About Me

I ramble about a number of things - but travel experiences, movies and music feature prominently. See my label cloud for a better idea. All comnments and opinions on this blog are my own, and do not in any way reflect the opinions/position of my employer (past/current/future).

24 August 2014

Buskaid Community Concert

Every year, Buskaid hosts a community concert at the Dutch Church in Diepkloof, 2/3 weeks before their annual concert at the Linder Auditorium. As I can't make it to this year's concert; I decided to go to the community concert instead. The program is the same; but the atmosphere is remarkably different. Unlike the Linder, the audience is far younger - with a lot of young kids; even babies. In fact, it was quite amusing to hear a few of them hum the recently played tunes during the interval, or to see them mime conducting together with the music. Unlike previous concerts, this year's program features complete pieces - which I think is a good move.

In keeping with Buskaid's tradition of playing lesser known composers, the concert started with Georg Muffat’s Passacaglia - a baroque piece from the 1680s.
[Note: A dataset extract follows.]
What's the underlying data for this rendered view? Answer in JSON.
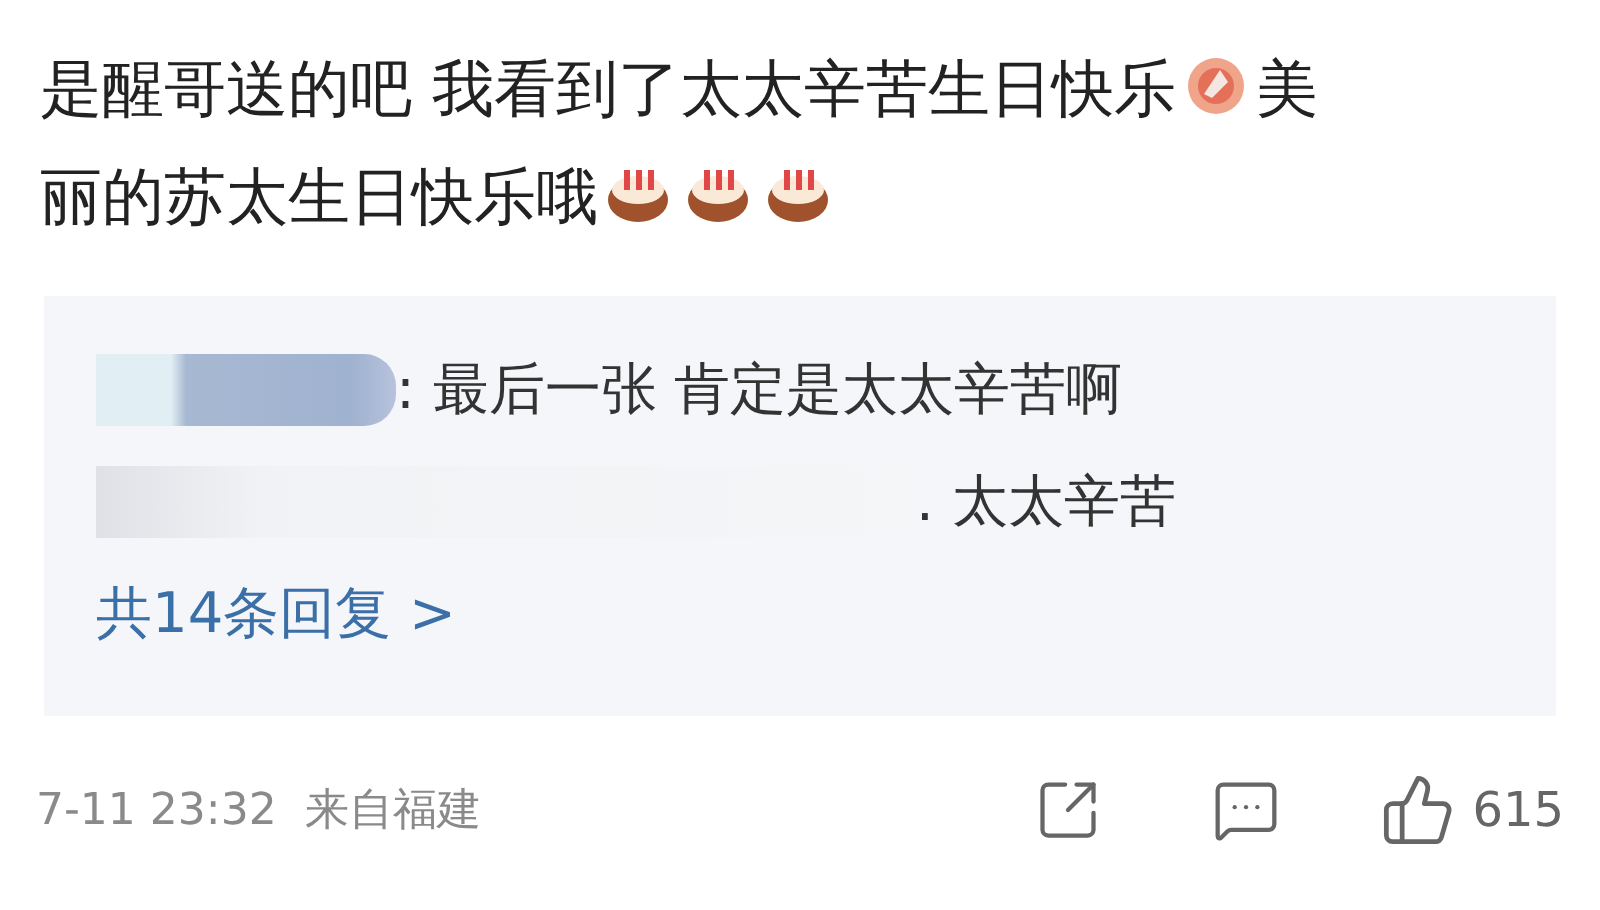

On YouTube, it seems that the piece is mostly played as an organ piece - and perhaps the richness of the sound is lost when converted to a string orchestra. Perhaps, it is also because the music seems to be background church music - something quite appropriate for the venue; but without the cavernous cathedral, it just didn't seem to fit.

Keeping with the time period, but a far better known composer, the following piece was JS Bach's Concerto in D Minor for Two Violins; except it was played with six soloists (two per movement). Buskaid performed this piece (with the same configuration) at the beginning of the year, and was once again a great performance. 

Completely different in mood, and somewhat appropriate given global events, was Elgar's Sospiri - composed 100 years ago at the start of World War 1. The piece featured a harp played by a young harpist, Jude van der Walt, and the intro is absolutely amazing. It is a somber piece, but the performance was quite magical - and received an enthusiastic applause.

The first half concluded, with a piece written for the Buskaid - Sancho’s Dance Suite by Julian Grant, who arranged a set of dance pieces by Ignatius Sancho - who is quite an interesting person in his own right. The music itself is contemporary of the period, although the start of the piece is quite interesting (and rough) - and it ends in quite a joyous note. I don't know whether the piece is meant to signify the trajectory of Sancho's life (born on a slave ship, emancipation and thereafter renown) - but I will keep that as my narrative of the piece  :)

The second half featured two virtuoso performances by three of the senior members of the Buskaid ensemble. Starting the half was Tiisetso Mashishi's performance of Max Bruch's Romance for Viola and Orchestra. His previous performance at the Buskaid concert at the beginning of the year, was the highlight of the concert, and once again he didn't disappoint.  

This was followed by  Pablo de Sarasate's Navarra for two violins and orchestra, played by Kabelo Monnathebe and Simiso Radebe. It was as much fun looking at them play, as it was to hear the piece - the communication between the two during the performance was amazing; and it is certainly a piece that commands the audience's attention on the soloists. It's a fun piece, reminiscent of a Spanish dance/song and a fitting finale for the "formal" part of the program. The encore for the formal part of the orchestra was a short, lively piece by Mussorgsky - but I am not sure of the title. 

Buskaid's informal part of the concert is probably what makes their performances so special. It also highlights the difference in audiences - here, as the gospel, kwela and afro-pop songs started, the audience joined in, dancing - and not the young members only - it was the mothers and perhaps even the grandmothers. But that was only in the front - the dancing was in the aisles, and at the back - it was a celebration. 

I am quite convinced, that it may even make sense for Buskaid to link up with one (or more) afro-pop bands - and produce an album; with Buskaid performing the music, and the singers singing. One of the great things about Buskaid, is the variety of types of music performed - today's performance spanned almost 350 years of music. Buskaid always manages to balance the classical with the contemporary; and looking at the packed hall, it works.

Buskaid's annual concert in on Saturday, 6 September at Linder Auditorium - and highly recommended.